Me ruboricé más que antes, no sabía muy bien qué decir.
- Hey, no es para ponerse así, mujer; no soy tan peligroso - sonrió acercándose a mí. Me agarró los hombros y me dio un suave beso en la frente. Nissit era un macho hermoso, muy hermoso; eso acrecentaba mis nervios. No sabía qué decir sin que estropease el momento, él, tomando la iniciativa me echó sobre el sofá y empezó a quitarme la ropa mientras sus colmillos viajaban por mi piel, acariciándola con un pequeño matiz cortante. Me sentía excitada, sentía cómo se humedecía mi vagina mientras me tocaba, me lamía y me mordía. Se quitó la ropa y se colocó entre mis piernas, sus manos recorrían mi cuerpo hasta que se inclinó y me besó. Agarró su pene y lo condujo dentro de mí. Y me dolía, me dolía más de lo que quería hacer ver. "¿Por qué? ¿Por qué a mí?". Había oído que esto le pasaba a algunas hembras, pero que no era demasiado común. "¿Por qué a mí? Joder"
Nissit paró, me besó y salió de mí. Me dio la espalda un momento para recoger la ropa y vi un gran número de cicatrices cruzándola. Me dio mi ropa y él empezó a vestirse.
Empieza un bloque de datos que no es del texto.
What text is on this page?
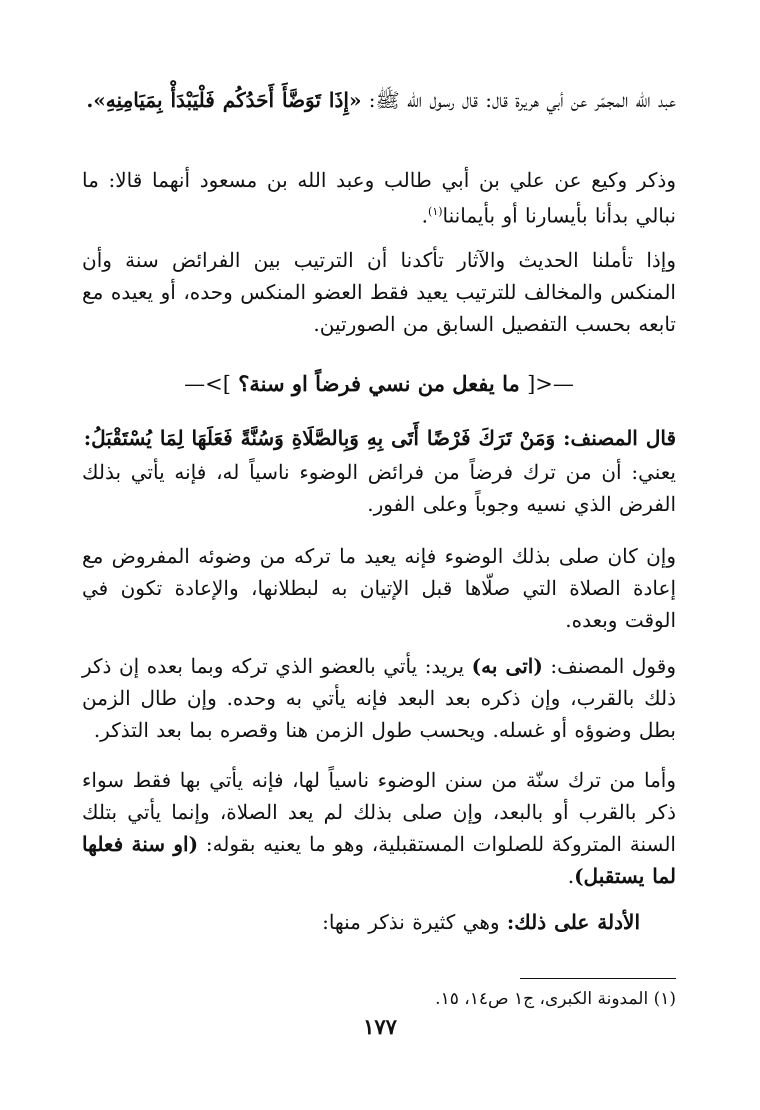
عبد الله المجمّر عن أبي هريرة قال: قال رسول الله ﷺ: «إِذَا تَوَضَّأَ أَحَدُكُم فَلْيَبْدَأْ بِمَيَامِنِهِ».

وذكر وكيع عن علي بن أبي طالب وعبد الله بن مسعود أنهما قالا: ما نبالي بدأنا بأيسارنا أو بأيماننا$^{(١)}$.

وإذا تأملنا الحديث والآثار تأكدنا أن الترتيب بين الفرائض سنة وأن المنكس والمخالف للترتيب يعيد فقط العضو المنكس وحده، أو يعيده مع تابعه بحسب التفصيل السابق من الصورتين.

—<[ ما يفعل من نسي فرضاً او سنة؟ ]>—

قال المصنف: وَمَنْ تَرَكَ فَرْضًا أَتَى بِهِ وَبِالصَّلَاةِ وَسُنَّةً فَعَلَهَا لِمَا يُسْتَقْبَلُ:

يعني: أن من ترك فرضاً من فرائض الوضوء ناسياً له، فإنه يأتي بذلك الفرض الذي نسيه وجوباً وعلى الفور.

وإن كان صلى بذلك الوضوء فإنه يعيد ما تركه من وضوئه المفروض مع إعادة الصلاة التي صلّاها قبل الإتيان به لبطلانها، والإعادة تكون في الوقت وبعده.

وقول المصنف: (اتى به) يريد: يأتي بالعضو الذي تركه وبما بعده إن ذكر ذلك بالقرب، وإن ذكره بعد البعد فإنه يأتي به وحده. وإن طال الزمن بطل وضوؤه أو غسله. ويحسب طول الزمن هنا وقصره بما بعد التذكر.

وأما من ترك سنّة من سنن الوضوء ناسياً لها، فإنه يأتي بها فقط سواء ذكر بالقرب أو بالبعد، وإن صلى بذلك لم يعد الصلاة، وإنما يأتي بتلك السنة المتروكة للصلوات المستقبلية، وهو ما يعنيه بقوله: (او سنة فعلها لما يستقبل).

الأدلة على ذلك: وهي كثيرة نذكر منها:

(١) المدونة الكبرى، ج١ ص١٤، ١٥.
١٧٧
- ¿Y todas... esas cicatrices? - pregunté sin saber muy bien cómo se lo había tomado.
- Supongo que no es el mejor momento para decirlo - sonrió -, pero son cosa de Burhum, capitán de la guardia de palacio.
Esperé unos instantes evaluando las implicaciones. Si aquello salía a la luz él sería un sospechoso evidente. Y no pretendía dejar que fuese así.
- Tranquilo... yo no... vaya, nadie tiene por qué saberlo.
- Burhum no quería que los errores del pasado me condenasen aquí; necesitaba todas las manos posibles para ayudar en la formación del nuevo pueblo. Me dio una oportunidad, pero las sospechas sobre mí serían evidentes.
- Supongo que sí.
- Venga, te acompaño a casa.

Y, cogida de su brazo, caminamos hasta mi casa bajo las últimas horas del Sol.